As we discussed when we announced the deal, we have high expectations for Cheney and I have admired their success for many years. I am pleased to say that they have made substantial progress in the months since becoming part of PFG, and early results have been very strong. The past few months have not been without challenges, particularly in the Southeast markets that have been impacted by weather, including hurricanes, and a slow recovery from the consumer.
However, the Cheney Brothers team is proving to be formidable at managing through these challenges and continues to grow at a brisk pace. Jose Santiago has performed well. This organization joined PFG early in the fiscal year, and we remain pleased with the results. We believe Puerto Rico will be an increasingly important market, and Jose Santiago's strong market position provides an excellent platform for growth.
We are excited to see what the future holds. Keep in mind that both Cheney Brothers and Jose Santiago have slightly different seasonal patterns than legacy PFG with strong winter selling season. As a result, we expect nice contribution to our top and bottom lines, particularly in our fiscal third quarter.
Taken together, PFG had an excellent fiscal second quarter with contribution from all three of our business segments. Our diversification strategy across the food-away-from-home market continues to pay dividends and provides significant areas of growth opportunity for the long term, which we believe is unique to PFG.
I'd now like to turn the call over to Scott McPherson. In December, we announced Scott's promotion to Chief Operating Officer effective at the beginning of the calendar year. We were thrilled to welcome Scott to our team through the Core-Mark acquisition, and we greatly value the high-level management expertise he has brought PFG. In addition to running Core-Mark, in 2023, Scott assumed oversight of the Vistar segment and in 2024 was named our Chief Field Operations Officer, giving him responsibility for all three business segments.
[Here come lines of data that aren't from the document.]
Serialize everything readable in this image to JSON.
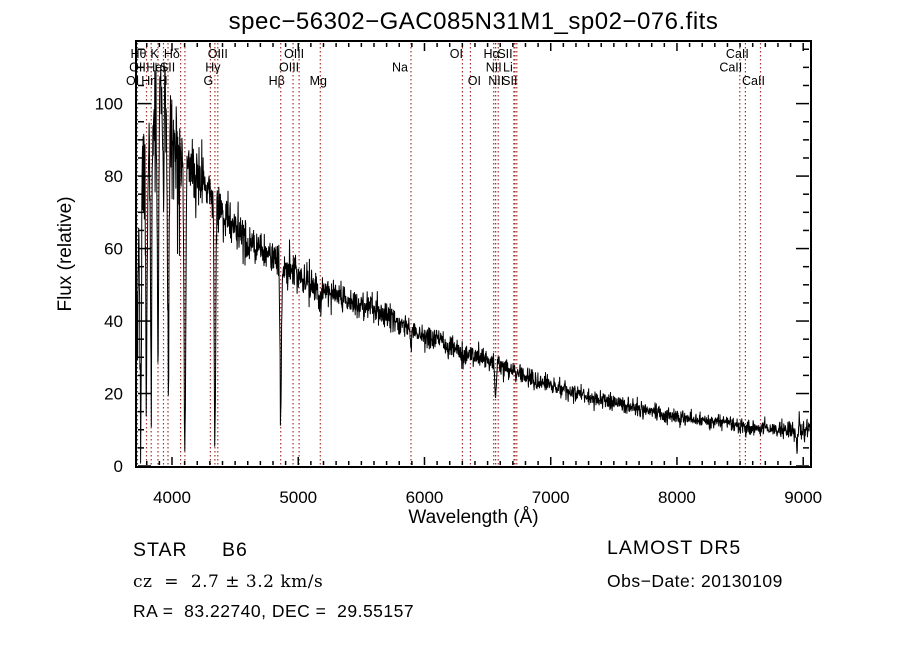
{
  "title": "spec−56302−GAC085N31M1_sp02−076.fits",
  "axes": {
    "xlabel": "Wavelength (Å)",
    "ylabel": "Flux (relative)",
    "x_ticks": [
      4000,
      5000,
      6000,
      7000,
      8000,
      9000
    ],
    "y_ticks": [
      0,
      20,
      40,
      60,
      80,
      100
    ]
  },
  "annotations": {
    "class_name": "STAR",
    "subclass": "B6",
    "cz": "cz  =  2.7 ± 3.2 km/s",
    "radec": "RA =  83.22740, DEC =  29.55157",
    "survey": "LAMOST DR5",
    "obs_date": "Obs−Date: 20130109"
  },
  "colors": {
    "marker_line": "#a2352c",
    "trace": "#000000",
    "frame": "#000000",
    "text": "#000000",
    "background": "#ffffff"
  },
  "chart_data": {
    "type": "line",
    "title": "spec−56302−GAC085N31M1_sp02−076.fits",
    "xlabel": "Wavelength (Å)",
    "ylabel": "Flux (relative)",
    "xlim": [
      3721,
      9055
    ],
    "ylim": [
      0,
      117
    ],
    "grid": false,
    "legend": null,
    "x_major_ticks": [
      4000,
      5000,
      6000,
      7000,
      8000,
      9000
    ],
    "y_major_ticks": [
      0,
      20,
      40,
      60,
      80,
      100
    ],
    "x_minor_step": 100,
    "y_minor_step": 5,
    "marker_lines": [
      {
        "wl": 3712,
        "label": "OI",
        "row": 2,
        "dx": -3
      },
      {
        "wl": 3727,
        "label": "OII",
        "row": 1,
        "dx": 0
      },
      {
        "wl": 3798,
        "label": "Hθ",
        "row": 0,
        "dx": -8
      },
      {
        "wl": 3835,
        "label": "Hη",
        "row": 2,
        "dx": -2
      },
      {
        "wl": 3889,
        "label": "HeI",
        "row": 1,
        "dx": -2
      },
      {
        "wl": 3933,
        "label": "K",
        "row": 0,
        "dx": -9
      },
      {
        "wl": 3968,
        "label": "H",
        "row": 2,
        "dx": -5
      },
      {
        "wl": 4068,
        "label": "SII",
        "row": 1,
        "dx": -13
      },
      {
        "wl": 4102,
        "label": "Hδ",
        "row": 0,
        "dx": -13
      },
      {
        "wl": 4304,
        "label": "G",
        "row": 2,
        "dx": -2
      },
      {
        "wl": 4340,
        "label": "Hγ",
        "row": 1,
        "dx": -2
      },
      {
        "wl": 4363,
        "label": "OIII",
        "row": 0,
        "dx": 0
      },
      {
        "wl": 4861,
        "label": "Hβ",
        "row": 2,
        "dx": -4
      },
      {
        "wl": 4959,
        "label": "OIII",
        "row": 1,
        "dx": -4
      },
      {
        "wl": 5007,
        "label": "OIII",
        "row": 0,
        "dx": -5
      },
      {
        "wl": 5175,
        "label": "Mg",
        "row": 2,
        "dx": -2
      },
      {
        "wl": 5893,
        "label": "Na",
        "row": 1,
        "dx": -11
      },
      {
        "wl": 6300,
        "label": "OI",
        "row": 0,
        "dx": -6
      },
      {
        "wl": 6364,
        "label": "OI",
        "row": 2,
        "dx": 4
      },
      {
        "wl": 6548,
        "label": "NII",
        "row": 1,
        "dx": 0
      },
      {
        "wl": 6563,
        "label": "Hα",
        "row": 0,
        "dx": -4
      },
      {
        "wl": 6584,
        "label": "NII",
        "row": 2,
        "dx": -2
      },
      {
        "wl": 6708,
        "label": "Li",
        "row": 1,
        "dx": -6
      },
      {
        "wl": 6717,
        "label": "SII",
        "row": 0,
        "dx": -10
      },
      {
        "wl": 6731,
        "label": "SII",
        "row": 2,
        "dx": -7
      },
      {
        "wl": 8498,
        "label": "CaII",
        "row": 1,
        "dx": -9
      },
      {
        "wl": 8542,
        "label": "CaII",
        "row": 0,
        "dx": -8
      },
      {
        "wl": 8662,
        "label": "CaII",
        "row": 2,
        "dx": -7
      }
    ],
    "continuum_points": [
      [
        3721,
        38
      ],
      [
        3745,
        62
      ],
      [
        3770,
        80
      ],
      [
        3800,
        90
      ],
      [
        3840,
        95
      ],
      [
        3880,
        99
      ],
      [
        3920,
        101
      ],
      [
        3950,
        103
      ],
      [
        3975,
        100
      ],
      [
        4000,
        93
      ],
      [
        4050,
        89
      ],
      [
        4100,
        86
      ],
      [
        4150,
        83
      ],
      [
        4200,
        80.5
      ],
      [
        4250,
        78
      ],
      [
        4300,
        75.5
      ],
      [
        4350,
        73
      ],
      [
        4400,
        70
      ],
      [
        4450,
        67.5
      ],
      [
        4500,
        65.5
      ],
      [
        4550,
        64
      ],
      [
        4600,
        62.5
      ],
      [
        4650,
        61
      ],
      [
        4700,
        60
      ],
      [
        4750,
        59
      ],
      [
        4800,
        57.5
      ],
      [
        4850,
        56.5
      ],
      [
        4900,
        55
      ],
      [
        4950,
        54
      ],
      [
        5000,
        53
      ],
      [
        5050,
        51.5
      ],
      [
        5100,
        50
      ],
      [
        5150,
        49
      ],
      [
        5200,
        48.2
      ],
      [
        5300,
        47
      ],
      [
        5400,
        45.5
      ],
      [
        5500,
        44.5
      ],
      [
        5600,
        43.2
      ],
      [
        5700,
        41.5
      ],
      [
        5800,
        39.5
      ],
      [
        5900,
        37.8
      ],
      [
        6000,
        36
      ],
      [
        6100,
        34.5
      ],
      [
        6200,
        33
      ],
      [
        6300,
        31.8
      ],
      [
        6400,
        30.5
      ],
      [
        6500,
        29.3
      ],
      [
        6600,
        27.8
      ],
      [
        6700,
        26.2
      ],
      [
        6800,
        24.8
      ],
      [
        6900,
        23.4
      ],
      [
        7000,
        22.2
      ],
      [
        7100,
        21.2
      ],
      [
        7200,
        20.2
      ],
      [
        7300,
        19
      ],
      [
        7400,
        18.2
      ],
      [
        7500,
        17.5
      ],
      [
        7600,
        16.8
      ],
      [
        7700,
        16
      ],
      [
        7800,
        15.2
      ],
      [
        7900,
        14.4
      ],
      [
        8000,
        13.6
      ],
      [
        8100,
        13
      ],
      [
        8200,
        12.6
      ],
      [
        8300,
        12.1
      ],
      [
        8400,
        11.7
      ],
      [
        8500,
        11.2
      ],
      [
        8600,
        10.8
      ],
      [
        8700,
        10.6
      ],
      [
        8800,
        10.2
      ],
      [
        8900,
        9.8
      ],
      [
        9000,
        9.5
      ],
      [
        9055,
        11
      ]
    ],
    "line_features": [
      {
        "wl": 3752,
        "amp": -50,
        "sigma": 5
      },
      {
        "wl": 3798,
        "amp": -62,
        "sigma": 6
      },
      {
        "wl": 3835,
        "amp": -68,
        "sigma": 6
      },
      {
        "wl": 3889,
        "amp": -60,
        "sigma": 6
      },
      {
        "wl": 3933,
        "amp": -25,
        "sigma": 4
      },
      {
        "wl": 3970,
        "amp": -70,
        "sigma": 7
      },
      {
        "wl": 4102,
        "amp": -78,
        "sigma": 7
      },
      {
        "wl": 4340,
        "amp": -66,
        "sigma": 6
      },
      {
        "wl": 4861,
        "amp": -44,
        "sigma": 6
      },
      {
        "wl": 5175,
        "amp": -2.5,
        "sigma": 9
      },
      {
        "wl": 5577,
        "amp": 6,
        "sigma": 3
      },
      {
        "wl": 5893,
        "amp": -3,
        "sigma": 7
      },
      {
        "wl": 6300,
        "amp": -1.8,
        "sigma": 5
      },
      {
        "wl": 6563,
        "amp": -11,
        "sigma": 6
      },
      {
        "wl": 6867,
        "amp": -1.5,
        "sigma": 5
      },
      {
        "wl": 7594,
        "amp": -1.5,
        "sigma": 7
      },
      {
        "wl": 8498,
        "amp": -1.5,
        "sigma": 4
      },
      {
        "wl": 8542,
        "amp": -1.6,
        "sigma": 4
      },
      {
        "wl": 8662,
        "amp": -1.5,
        "sigma": 4
      },
      {
        "wl": 8952,
        "amp": -8,
        "sigma": 3
      },
      {
        "wl": 8970,
        "amp": 5,
        "sigma": 3
      }
    ],
    "noise_envelope": [
      [
        3721,
        15
      ],
      [
        3760,
        11
      ],
      [
        3800,
        7.5
      ],
      [
        3950,
        7.5
      ],
      [
        4000,
        5
      ],
      [
        4150,
        4
      ],
      [
        4300,
        3.2
      ],
      [
        4500,
        2.8
      ],
      [
        4800,
        2.4
      ],
      [
        5100,
        2.1
      ],
      [
        5400,
        1.9
      ],
      [
        5800,
        1.7
      ],
      [
        6200,
        1.5
      ],
      [
        6600,
        1.3
      ],
      [
        7000,
        1.2
      ],
      [
        7600,
        1.1
      ],
      [
        8200,
        1.0
      ],
      [
        8700,
        1.1
      ],
      [
        8950,
        1.5
      ],
      [
        9055,
        1.7
      ]
    ],
    "noise_seed": 1337,
    "sample_step": 2.5
  }
}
In the role of COO, Scott will continue to oversee our business segments and strengthen his influence across our organization and industry. I've asked Scott to join our earnings call to provide additional insight into our business operations.
He will also be available to take your questions during the Q&A portion of our call. Scott assumed the Chief Operating Officer role from Craig Hoskins. I cannot speak highly enough about the contributions Craig has made to our organization.
Craig was the VP Sales of Multifoods Distribution Group in 2002, which was our first acquisition, which later became Vistar. He also served as the CEO of our Performance Customized division and then also CEO of our Performance Foodservice division before ascending to three years as the President and Chief Operating Officer of PFG.
Craig did an excellent job onboarding Scott into his new role. I'm thrilled to have Craig as our Chief Development Officer, as we announced in December. In this role, Craig will work closely with Jose Santiago and Cheney Brothers as we integrate those organizations into PFG.
I'll now turn the call over to Scott McPherson.